前回は「魂は神である」を確認したし、『合気道上達の秘訣』の第916回では「神業のための環境づくり」を書いた。そこで今回は、合気道の技をつかうに際し、どのような神様が働いてくれるのかを調べてみることにする。勿論、我々凡庸な稽古人の技ではまだまだ神様は働いてくれないわけだから、それを実践、経験された方の話になる。それは言うまでもなく植芝盛平大先生である。その大先生のお話は『合気神髄』にある。偶然、今丁度読んでいるところにもそれが述べられているので、それを引用させて頂くことにする。
大先生は過って「合気の守護神は、天の村雲九鬼さむはら竜王で世界最高の徳であり、いかなる業をも、一瞬にして浄めてしまう神様である」とよく天の村雲九鬼さむはら竜王の名を出されておられた。そして「天の村雲九鬼さむはら竜王は汝は血縁結んでおるぞよ。」とも云われておられた。当時は何の事か全然わからなかったが、大先生の技は天の村雲九鬼さむはら竜王の働きの神業だったということが分かってくる。
それでは天の村雲九鬼さむはら竜王は、どのような神で、どのような働きをするのかをもう少し掘り下げてみることにすると、合気神髄には次のように記されている。
「くわしほこ ちたるの国の生魂(いくたま)や うけひに結ぶ 神のさむはら
その神のさむはらという神様、すなわち天の村雲の剣のことである。天の村雲ということは、いいかえれば宇宙の気、オノコロ島の気、森羅万象の阿吽の気を貫いて自分の魂の気によって、そっくりそれを結んで・・・。

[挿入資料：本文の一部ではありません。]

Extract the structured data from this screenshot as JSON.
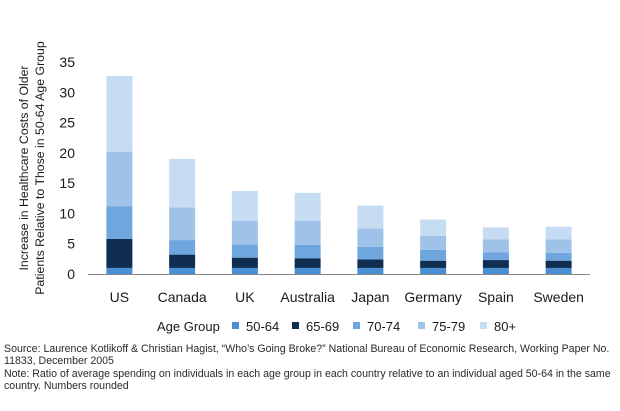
{
  "chart_data": {
    "type": "bar",
    "stacked": true,
    "ylabel": "Increase in Healthcare Costs of Older Patients Relative to Those in 50-64 Age Group",
    "ylabel_lines": [
      "Increase in Healthcare Costs of Older",
      "Patients Relative to Those in 50-64 Age Group"
    ],
    "xlabel": "",
    "ylim": [
      0,
      35
    ],
    "yticks": [
      0,
      5,
      10,
      15,
      20,
      25,
      30,
      35
    ],
    "grid": false,
    "categories": [
      "US",
      "Canada",
      "UK",
      "Australia",
      "Japan",
      "Germany",
      "Spain",
      "Sweden"
    ],
    "legend_title": "Age Group",
    "legend_position": "bottom",
    "series": [
      {
        "name": "50-64",
        "color": "#4a8fd3",
        "values": [
          1.0,
          1.0,
          1.0,
          1.0,
          1.0,
          1.0,
          1.0,
          1.0
        ]
      },
      {
        "name": "65-69",
        "color": "#0f2e52",
        "values": [
          4.8,
          2.2,
          1.7,
          1.6,
          1.4,
          1.2,
          1.3,
          1.2
        ]
      },
      {
        "name": "70-74",
        "color": "#6fa6dd",
        "values": [
          5.4,
          2.4,
          2.2,
          2.2,
          2.1,
          1.8,
          1.3,
          1.3
        ]
      },
      {
        "name": "75-79",
        "color": "#9fc3e8",
        "values": [
          9.0,
          5.4,
          3.9,
          4.0,
          3.0,
          2.3,
          2.1,
          2.2
        ]
      },
      {
        "name": "80+",
        "color": "#c6dcf2",
        "values": [
          12.5,
          8.0,
          4.9,
          4.6,
          3.8,
          2.7,
          2.0,
          2.1
        ]
      }
    ]
  },
  "notes": {
    "source": "Source: Laurence Kotlikoff & Christian Hagist, “Who’s Going Broke?” National Bureau of Economic Research, Working Paper No. 11833, December 2005",
    "note": "Note: Ratio of average spending on individuals in each age group in each country relative to an individual aged 50-64 in the same country. Numbers rounded"
  }
}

それが天の村雲の剣である。あらゆる昔からの神剣発動の根本になっているのである。」
つまり、天の村雲九鬼さむはら竜王とは、大先生の守護神であり、合気の守護神であるから、我々合気道家は天の村雲九鬼さむはら竜王が働き、その神業が生まれるように修業をしなければならないということだろう。
次に大先生は天の村雲九鬼さむはら竜王に働いてもらうためにどのような修業をされていたのかというと、次のように記してある。
「私はいつも稽古しているが、まず立つ所に天盤、地盤のふみをもって霊系の祖と体系の祖を左の足に、ずっとそこの国まで突き戻して、常立の姿に宇宙一杯に気の姿を拡げているのである。」。この形を大先生は何回か見せて下さったのでこの形を稽古していきたいと思っている。
しかし、大先生は「私の合気道は、八百万の神がことごとく協力して和合していくみちなのですと言われておられるので、天の村雲九鬼さむはら竜王だけが魂の技、神業を産むのではないはずである。それを次回は研究してみたいと思う。